Depuis Septembre 2017 Le Centre Pompidou s’est renouvelé et nous propose un nouveau parcours : Musée(s) en œuvre, plus fluide, plus accessible, balade du moderne vers le contemporain

Voici quelques coups de cœur, quelques salles, de cet itinéraire artistique nous plongeant dans des univers différents.

Salle 6

Rencontre avec Le Jardin d’Hiver de Jean Dubuffet, une peinture monumentale réalisée entre 1969 et 1970.

Jardin d’Hiver est le premier agrandissement d’importance réalisé par Jean Dubuffet.

L’œuvre est d’abord née d’une maquette en polystyrène peint au vinyle, réalisée du juin 1969 à août 1970.

Dans ce jardin, assimilé plutôt à une caverne, le décor se résume à des tracés noirs sur fond blanc, le sol et les parois sont cabossés et les dénivellations sont parfois soulignés, parfois contredis par les tracés.L’œil s’y perd dans cette totale remise en question de la perception mais une ambiance de zénitude ce fait pourtant ressentir.

Salle 8

Le jeu de la lumière et de l’espace avec l’œuvre Untitled de Dan Flavin.

Cette création met en scène des tubes fluorescents de diverses couleurs assemblées en carré, certaines orientés vers l’intérieur, d’autres vers l’extérieur, éclairant l’espace fermé ainsi que l’espace ou le spectateur déambule.

Le tube luminescent est l’élément de base des compositions de Dan Flavin qu’il s’agissent d’œuvres de plus ou moins grandes dimensions.

Créant « des états visuels particuliers » ses œuvres se rapprochent de l’Art Minimal, faisant en sorte que l’objet se confonde avec les trois dimensions de l’espace réel.

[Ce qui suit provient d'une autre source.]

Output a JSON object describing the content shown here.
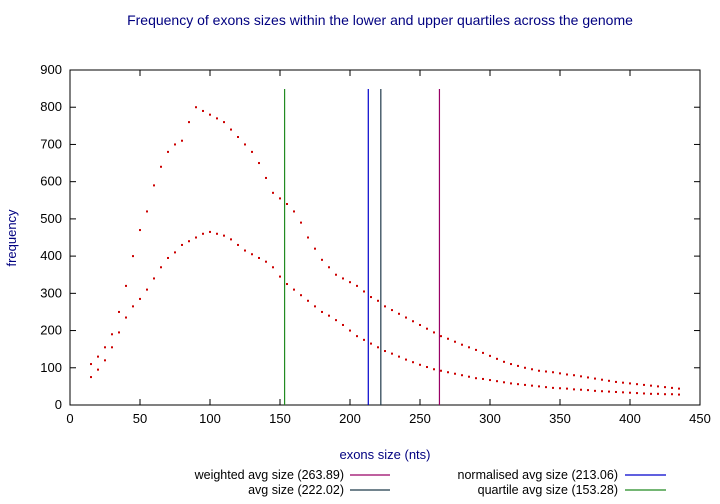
{
  "chart_data": {
    "type": "scatter",
    "title": "Frequency of exons sizes within the lower and upper quartiles across the genome",
    "xlabel": "exons size (nts)",
    "ylabel": "frequency",
    "xlim": [
      0,
      450
    ],
    "ylim": [
      0,
      900
    ],
    "xticks": [
      0,
      50,
      100,
      150,
      200,
      250,
      300,
      350,
      400,
      450
    ],
    "yticks": [
      0,
      100,
      200,
      300,
      400,
      500,
      600,
      700,
      800,
      900
    ],
    "grid": false,
    "legend_position": "bottom",
    "series": [
      {
        "style": "points",
        "color": "#cc0000",
        "x": [
          15,
          20,
          25,
          30,
          35,
          40,
          45,
          50,
          55,
          60,
          65,
          70,
          75,
          80,
          85,
          90,
          95,
          100,
          105,
          110,
          115,
          120,
          125,
          130,
          135,
          140,
          145,
          150,
          155,
          160,
          165,
          170,
          175,
          180,
          185,
          190,
          195,
          200,
          205,
          210,
          215,
          220,
          225,
          230,
          235,
          240,
          245,
          250,
          255,
          260,
          265,
          270,
          275,
          280,
          285,
          290,
          295,
          300,
          305,
          310,
          315,
          320,
          325,
          330,
          335,
          340,
          345,
          350,
          355,
          360,
          365,
          370,
          375,
          380,
          385,
          390,
          395,
          400,
          405,
          410,
          415,
          420,
          425,
          430,
          435
        ],
        "y": [
          110,
          130,
          155,
          190,
          250,
          320,
          400,
          470,
          520,
          590,
          640,
          680,
          700,
          710,
          760,
          800,
          790,
          780,
          770,
          760,
          740,
          720,
          700,
          680,
          650,
          610,
          570,
          555,
          540,
          520,
          490,
          450,
          420,
          390,
          370,
          350,
          340,
          330,
          320,
          305,
          290,
          280,
          265,
          255,
          245,
          235,
          225,
          215,
          205,
          195,
          185,
          178,
          170,
          162,
          155,
          148,
          140,
          132,
          124,
          116,
          110,
          105,
          100,
          96,
          92,
          90,
          88,
          85,
          82,
          80,
          77,
          74,
          71,
          68,
          65,
          62,
          60,
          58,
          56,
          54,
          52,
          50,
          48,
          46,
          44
        ]
      },
      {
        "style": "points",
        "color": "#cc0000",
        "x": [
          15,
          20,
          25,
          30,
          35,
          40,
          45,
          50,
          55,
          60,
          65,
          70,
          75,
          80,
          85,
          90,
          95,
          100,
          105,
          110,
          115,
          120,
          125,
          130,
          135,
          140,
          145,
          150,
          155,
          160,
          165,
          170,
          175,
          180,
          185,
          190,
          195,
          200,
          205,
          210,
          215,
          220,
          225,
          230,
          235,
          240,
          245,
          250,
          255,
          260,
          265,
          270,
          275,
          280,
          285,
          290,
          295,
          300,
          305,
          310,
          315,
          320,
          325,
          330,
          335,
          340,
          345,
          350,
          355,
          360,
          365,
          370,
          375,
          380,
          385,
          390,
          395,
          400,
          405,
          410,
          415,
          420,
          425,
          430,
          435
        ],
        "y": [
          75,
          95,
          120,
          155,
          195,
          235,
          265,
          285,
          310,
          340,
          370,
          395,
          410,
          430,
          440,
          450,
          460,
          465,
          460,
          455,
          445,
          430,
          415,
          405,
          395,
          385,
          370,
          345,
          325,
          310,
          295,
          280,
          265,
          250,
          240,
          228,
          215,
          200,
          185,
          175,
          165,
          155,
          145,
          138,
          130,
          122,
          115,
          108,
          102,
          96,
          92,
          88,
          84,
          80,
          76,
          72,
          70,
          67,
          64,
          61,
          58,
          56,
          54,
          52,
          50,
          48,
          46,
          45,
          44,
          42,
          41,
          40,
          38,
          37,
          36,
          35,
          34,
          33,
          32,
          31,
          30,
          30,
          29,
          29,
          28
        ]
      }
    ],
    "vertical_lines": [
      {
        "x": 263.89,
        "color": "#990066"
      },
      {
        "x": 222.02,
        "color": "#1f3a4a"
      },
      {
        "x": 213.06,
        "color": "#0000cc"
      },
      {
        "x": 153.28,
        "color": "#228b22"
      }
    ],
    "legend": [
      {
        "label": "weighted avg size (263.89)",
        "color": "#990066"
      },
      {
        "label": "normalised avg size (213.06)",
        "color": "#0000cc"
      },
      {
        "label": "avg size (222.02)",
        "color": "#1f3a4a"
      },
      {
        "label": "quartile avg size (153.28)",
        "color": "#228b22"
      }
    ]
  }
}
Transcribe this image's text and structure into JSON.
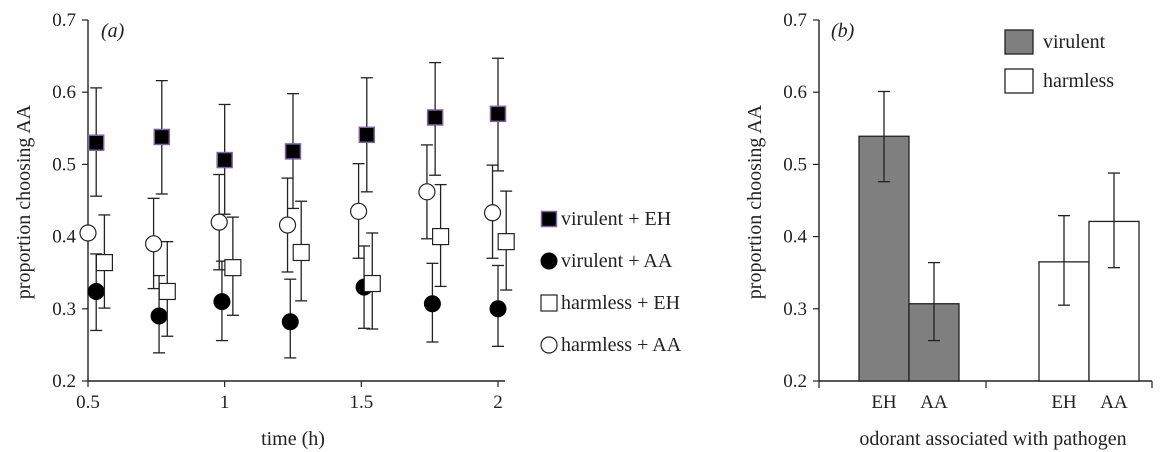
{
  "colors": {
    "axis": "#222222",
    "virulent_fill": "#7f7f7f",
    "harmless_fill": "#ffffff",
    "harmless_eh_edge": "#8064a2",
    "marker_black": "#000000"
  },
  "chart_data": [
    {
      "panel": "(a)",
      "type": "scatter",
      "xlabel": "time (h)",
      "ylabel": "proportion choosing AA",
      "xlim": [
        0.5,
        2.05
      ],
      "ylim": [
        0.2,
        0.7
      ],
      "x_ticks": [
        0.5,
        1,
        1.5,
        2
      ],
      "x_tick_labels": [
        "0.5",
        "1",
        "1.5",
        "2"
      ],
      "y_ticks": [
        0.2,
        0.3,
        0.4,
        0.5,
        0.6,
        0.7
      ],
      "y_tick_labels": [
        "0.2",
        "0.3",
        "0.4",
        "0.5",
        "0.6",
        "0.7"
      ],
      "grid": false,
      "legend_position": "right",
      "series": [
        {
          "name": "virulent + EH",
          "marker": "square-filled",
          "points": [
            {
              "x": 0.53,
              "y": 0.53,
              "err_low": 0.456,
              "err_high": 0.606
            },
            {
              "x": 0.77,
              "y": 0.538,
              "err_low": 0.459,
              "err_high": 0.616
            },
            {
              "x": 1.0,
              "y": 0.506,
              "err_low": 0.431,
              "err_high": 0.583
            },
            {
              "x": 1.25,
              "y": 0.518,
              "err_low": 0.439,
              "err_high": 0.598
            },
            {
              "x": 1.52,
              "y": 0.541,
              "err_low": 0.462,
              "err_high": 0.62
            },
            {
              "x": 1.77,
              "y": 0.565,
              "err_low": 0.485,
              "err_high": 0.641
            },
            {
              "x": 2.0,
              "y": 0.57,
              "err_low": 0.491,
              "err_high": 0.647
            }
          ]
        },
        {
          "name": "virulent + AA",
          "marker": "circle-filled",
          "points": [
            {
              "x": 0.53,
              "y": 0.324,
              "err_low": 0.27,
              "err_high": 0.376
            },
            {
              "x": 0.76,
              "y": 0.29,
              "err_low": 0.239,
              "err_high": 0.346
            },
            {
              "x": 0.99,
              "y": 0.31,
              "err_low": 0.256,
              "err_high": 0.366
            },
            {
              "x": 1.24,
              "y": 0.282,
              "err_low": 0.232,
              "err_high": 0.341
            },
            {
              "x": 1.51,
              "y": 0.33,
              "err_low": 0.273,
              "err_high": 0.387
            },
            {
              "x": 1.76,
              "y": 0.307,
              "err_low": 0.254,
              "err_high": 0.363
            },
            {
              "x": 2.0,
              "y": 0.3,
              "err_low": 0.248,
              "err_high": 0.36
            }
          ]
        },
        {
          "name": "harmless + EH",
          "marker": "square-open",
          "points": [
            {
              "x": 0.56,
              "y": 0.364,
              "err_low": 0.301,
              "err_high": 0.43
            },
            {
              "x": 0.79,
              "y": 0.324,
              "err_low": 0.262,
              "err_high": 0.393
            },
            {
              "x": 1.03,
              "y": 0.357,
              "err_low": 0.291,
              "err_high": 0.427
            },
            {
              "x": 1.28,
              "y": 0.378,
              "err_low": 0.311,
              "err_high": 0.449
            },
            {
              "x": 1.54,
              "y": 0.335,
              "err_low": 0.272,
              "err_high": 0.405
            },
            {
              "x": 1.79,
              "y": 0.4,
              "err_low": 0.331,
              "err_high": 0.472
            },
            {
              "x": 2.03,
              "y": 0.393,
              "err_low": 0.326,
              "err_high": 0.463
            }
          ]
        },
        {
          "name": "harmless + AA",
          "marker": "circle-open",
          "points": [
            {
              "x": 0.5,
              "y": 0.405
            },
            {
              "x": 0.74,
              "y": 0.39,
              "err_low": 0.328,
              "err_high": 0.453
            },
            {
              "x": 0.98,
              "y": 0.42,
              "err_low": 0.354,
              "err_high": 0.486
            },
            {
              "x": 1.23,
              "y": 0.416,
              "err_low": 0.351,
              "err_high": 0.481
            },
            {
              "x": 1.49,
              "y": 0.435,
              "err_low": 0.37,
              "err_high": 0.501
            },
            {
              "x": 1.74,
              "y": 0.462,
              "err_low": 0.397,
              "err_high": 0.527
            },
            {
              "x": 1.98,
              "y": 0.433,
              "err_low": 0.37,
              "err_high": 0.499
            }
          ]
        }
      ]
    },
    {
      "panel": "(b)",
      "type": "bar",
      "xlabel": "odorant associated with pathogen",
      "ylabel": "proportion choosing AA",
      "ylim": [
        0.2,
        0.7
      ],
      "y_ticks": [
        0.2,
        0.3,
        0.4,
        0.5,
        0.6,
        0.7
      ],
      "y_tick_labels": [
        "0.2",
        "0.3",
        "0.4",
        "0.5",
        "0.6",
        "0.7"
      ],
      "grid": false,
      "legend_position": "top-right",
      "groups": [
        {
          "categories": [
            "EH",
            "AA"
          ],
          "series": "virulent"
        },
        {
          "categories": [
            "EH",
            "AA"
          ],
          "series": "harmless"
        }
      ],
      "series": [
        {
          "name": "virulent",
          "values": [
            0.539,
            0.307
          ],
          "err_low": [
            0.476,
            0.256
          ],
          "err_high": [
            0.601,
            0.364
          ]
        },
        {
          "name": "harmless",
          "values": [
            0.365,
            0.421
          ],
          "err_low": [
            0.305,
            0.357
          ],
          "err_high": [
            0.429,
            0.488
          ]
        }
      ]
    }
  ]
}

Irradiant l’espace, le contexte devient son contenu.

Il nous est impossible de dire où passe la frontière entre la création et son dehors, remettant alors en question à travers ses créations, la véritable définition traditionnelle de l’œuvre.

Salle 10 bis

Aménagement de l’antichambre des appartements privés du palais de l’Élysée pour le Président Georges Pompidou par l’artiste Yaacov Agam.

Cette œuvre, comprenant une sculpture en acier poli « Triangle volant », un lustre, un tapis, 6 portes en transacryl coloré, 53 verres peints bicolores, 32 verres diffusants, 54 réflecteurs en tôle laquée blanc et bien d’autres éléments encore, que je vous laisse le plaisir d’aller découvrir, ne laisse aucun regard indifférent.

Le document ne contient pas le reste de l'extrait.